WebGL-accelerated signed distance field generation for 2D paths

Downloads

998,925

Readme

webgl-sdf-generator

This is a signed distance field (SDF) image generator for 2D paths such as font glyphs, for use in Web environments. It utilizes WebGL when possible for GPU-accelerated SDF generation.

Usage

Install it from npm:

npm install webgl-sdf-generator

NPM

Import and initialize:

import initSDFGenerator from 'webgl-sdf-generator'
// or: const initSDFGenerator = require('webgl-sdf-generator')

const generator = initSDFGenerator()

The webgl-sdf-generator package's only export is a factory function which you must invoke to return an object which holds various methods for performing the generation.

Why a factory function? The main reason is to ensure the entire module's code is wrapped within a single self-contained function with no closure dependencies. This enables that function to be stringified and passed into a web worker, for example.

Note that each factory call will result in its own internal WebGL context, which may be useful in some rare cases, but usually you'll just want to call it once and share that single generator object.

Generate a single SDF:

const sdfImageData = generator.generate(
  64,                  // width
  64,                  // height
  'M0,0L50,25L25,50Z', // path 
  [-5, -5, 55, 55],    // viewBox
  25,                  // maxDistance
  1                    // exponent
)

Let's break down those arguments...

  • width/height - The dimensions of the resulting image.

  • path - An SVG-like path string. Only the following path commands are currently supported: M, L, Q, C, and Z.

  • viewBox - The rectangle in the path's coordinate system that will be covered by the output image. Specified as an array of [left, top, right, bottom]. You'll want to account for padding around the path shape in this rectangle.

  • maxDistance - The maximum distance that will be encoded in the distance field; this is the distance from the path's edge at which the SDF value will be 0 or 255.

  • exponent - An optional exponent to apply to the SDF distance values as they get farther from the path's edge. This can be useful when maxDistance is large, to allow more precision near the path edge where it's more important and decreasing precision far away (visualized here). Whatever uses the SDF later on will need to invert the transformation to get useful distance values. Defaults to 1 for no curve.

The return value is a Uint8Array of SDF image pixel values (single channel), where 127.5 is the "zero distance" aligning with path edges. Values below that are outside the path and values above it are inside the path.

When you call generator.generate(...), it will first attempt to build the SDF using WebGL; this is super fast because it is GPU-acclerated. This should work in most browsers, but if for whatever reason the proper WebGL support is not available or fails due to context loss then it will fall back to a slower JavaScript-based implementation.

If you want more control over this fallback behavior, you can access the individual implementations directly:

// Same arguments as the main generate():
const resultFromGL = generator.webgl.generate(...args)
const resultFromJS = generator.javascript.generate(...args)

The WebGL implementation also provides method to detect support if you want to test it beforehand:

const webglSupported = generator.webgl.isSupported()

Generate an atlas of many SDFs:

Making a single SDF has its uses, but it's likely that you actually want that SDF to be added to a larger "atlas" image of many SDFs.

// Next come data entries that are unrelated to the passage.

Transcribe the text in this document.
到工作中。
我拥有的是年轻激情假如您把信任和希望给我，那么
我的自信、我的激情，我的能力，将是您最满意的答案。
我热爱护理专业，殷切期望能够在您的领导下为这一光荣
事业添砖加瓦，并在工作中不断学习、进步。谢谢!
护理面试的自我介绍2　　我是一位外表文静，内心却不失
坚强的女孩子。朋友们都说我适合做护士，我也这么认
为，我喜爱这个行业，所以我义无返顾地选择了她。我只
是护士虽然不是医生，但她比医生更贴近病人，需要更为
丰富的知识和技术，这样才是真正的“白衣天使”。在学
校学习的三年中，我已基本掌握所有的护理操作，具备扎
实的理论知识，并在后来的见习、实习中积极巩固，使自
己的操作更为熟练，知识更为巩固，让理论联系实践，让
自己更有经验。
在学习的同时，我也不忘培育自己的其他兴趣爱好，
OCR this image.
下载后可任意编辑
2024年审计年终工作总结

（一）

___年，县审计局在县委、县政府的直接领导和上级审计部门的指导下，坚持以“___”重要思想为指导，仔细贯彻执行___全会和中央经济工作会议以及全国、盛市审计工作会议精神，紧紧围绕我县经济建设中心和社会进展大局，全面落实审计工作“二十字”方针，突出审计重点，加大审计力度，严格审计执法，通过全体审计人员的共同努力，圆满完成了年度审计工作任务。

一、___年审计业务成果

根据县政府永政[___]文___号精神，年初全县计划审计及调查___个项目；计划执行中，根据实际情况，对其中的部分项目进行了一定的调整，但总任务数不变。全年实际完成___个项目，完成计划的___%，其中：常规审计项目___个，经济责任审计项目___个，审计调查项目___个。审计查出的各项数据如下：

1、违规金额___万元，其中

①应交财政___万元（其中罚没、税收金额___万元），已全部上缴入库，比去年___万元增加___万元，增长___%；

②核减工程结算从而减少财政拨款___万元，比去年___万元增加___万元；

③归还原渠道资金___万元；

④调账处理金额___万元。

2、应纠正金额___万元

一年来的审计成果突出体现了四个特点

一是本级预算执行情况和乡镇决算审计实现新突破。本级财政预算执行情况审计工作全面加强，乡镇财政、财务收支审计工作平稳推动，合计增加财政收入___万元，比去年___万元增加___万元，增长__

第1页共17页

While you could do that by calling generator.generate() as above and manually inserting the returned Uint8Array into a larger texture, that isn't optimal because it involves reading pixels back from the GPU for every SDF, which has a performance impact.

Instead, you can generate an SDF directly into a region+channel of a WebGL-enabled canvas, populating your "atlas" directly on the GPU. Only the region/channel for the new SDF will be overwritten, the rest will be preserved. That canvas can then be used as the source for a WebGL texture for rendering. This ends up being much faster since the data all stays on the GPU.

generator.generateIntoCanvas(
  64,                  // width
  64,                  // height
  'M0,0L50,25L25,50Z', // path 
  [-5, -5, 55, 55],    // viewBox
  25,                  // maxDistance
  1,                   // exponent
  yourCanvasElement,   // output canvas
  128,                 // output x coordinate
  64,                  // output y coordinate
  0                    // output color channel              
)

And similarly for the individual implementations:

// Same arguments as the main generate():
generator.webgl.generateIntoCanvas(...args)
generator.javascript.generateIntoCanvas(...args)

Note that the canvas you pass:

  • must be WebGL-enabled, meaning that getContext('webgl') will succeed for it; you can't give it a canvas with a 2d context, for example.
  • should not be shared with other processes that change the GL context state; generateIntoCanvas only sets the exact state it needs and makes no attempt to restore previous state, so sharing it could lead to unpredictable results.